Typically, when a vehicle is having issues, you’ll get two kinds of smoke from the exhaust — blue or white. Blue smoke is usually accompanied by the acrid smell of a car burning oil because oil is getting into the car’s combustion chambers. White smoke, on the other hand, means that coolant is getting into the combustion chambers. Today, we’re going to concern ourselves with the latter.
White smoke coming from your car’s exhaust typically means one of two things – either you have condensation in your engine and exhaust or your engine is burning coolant. If you’re lucky and it’s just condensation, which is typically caused by numerous short trips where the vehicle doesn’t get up to operating temperature or by sitting for long periods of time, that can be fixed by getting the car up to operating temps and keeping it there to burn the condensation off. If you’re unlucky and you’re burning coolant, that’s a bigger problem with a more complicated solution.
How bad could it be?
Coolant can get into your engine’s combustion chambers one of two ways — through a blown head gasket or a crack in the engine (either in the block or the cylinder head). As you can imagine, a crack in your engine is a catastrophic failure, although there are (expensive) ways to fix one. Blown head gaskets, on the other hand, are a more common and easily remedied problem. Head gasket failure can be caused by a number of factors — preignition due to bad or low-octane gas, engine overheating, incorrect installation, abrupt changes in temperature, advanced age or mileage, etc.
Once coolant gets into the engine where it’s not supposed to be, it starts affecting numerous internal systems. The most obvious is the white smoke from the exhaust. You also may notice a sickly-sweet smell like hot butterscotch coming from the front of the car — that’s hot coolant cooking off inside the engine. You’ll slowly lose coolant with a blown gasket, which will make the vehicle run hot and even overheat more often. Additionally, unburned coolant can foul your oxygen sensor, leading to a check engine light and reduced performance as the vehicle’s computer tries to make sense of bad info from the sensor. Obviously, none of this is good or safe for your vehicle.
What do I do now?
If you start seeing white smoke from your exhaust, the first thing you should do is check your oil and coolant. If your oil is thick, milky, or foamy — a condition that mechanics like to call “milkshake” — that’s a good, clear sign of a bad head gasket. You can also get oil in your coolant, which leads to gross and foamy coolant. As you can imagine, contaminating oil with coolant dilutes those fluids and reduces their effectiveness. The longer you run a vehicle with a leaking head gasket, the more your oil and coolant get diluted and the worse these issues become, which can eventually lead to catastrophic engine failure.
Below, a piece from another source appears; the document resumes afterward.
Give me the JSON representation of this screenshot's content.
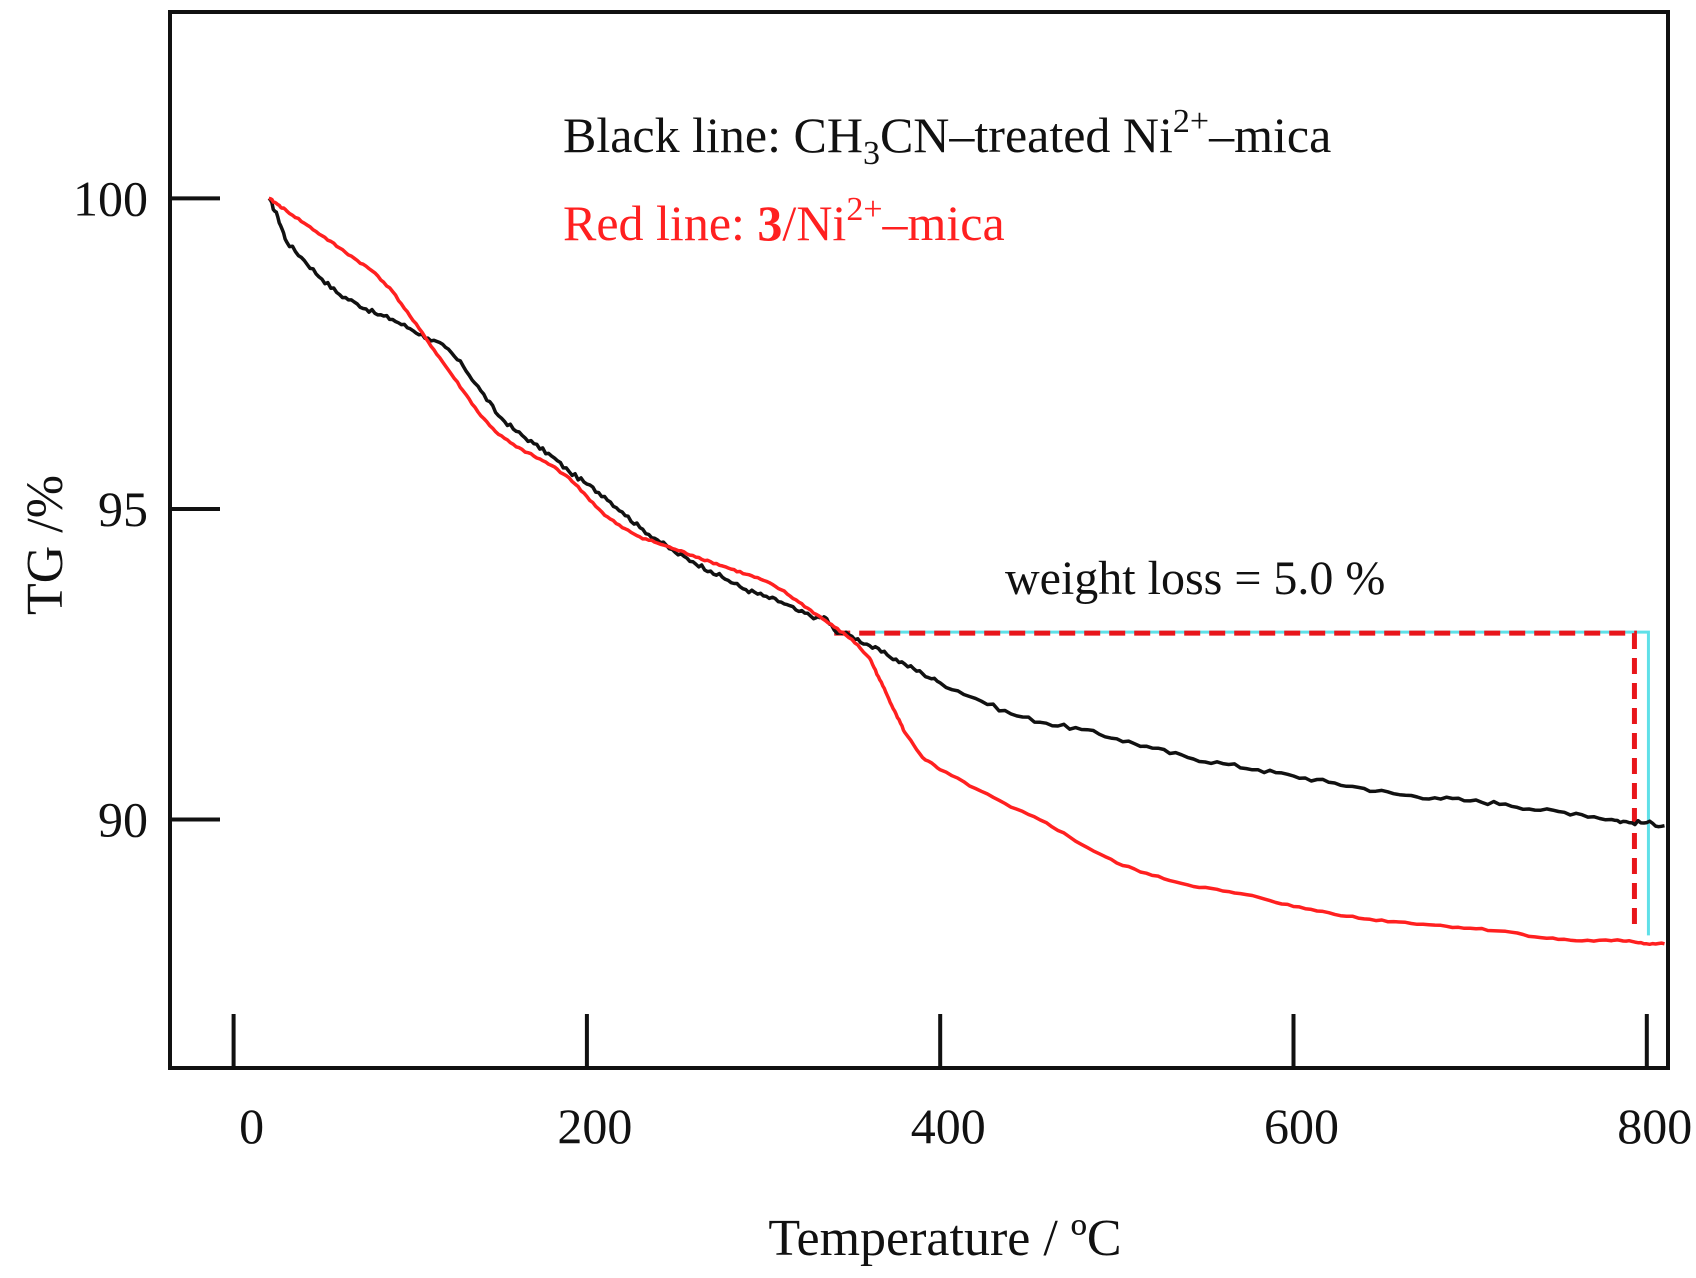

The best thing to do if your vehicle is smoking and you have contaminated oil or coolant is to get your vehicle into the shop pronto. Don’t mess around with a leaky head gasket if you value your vehicle. Sure, getting a leaky head gasket replaced can be expensive and annoying, but blowing up your engine because it tried to use coolant as oil is even more annoying and expensive. An ounce of prevention, as they say, is worth a pound of cure.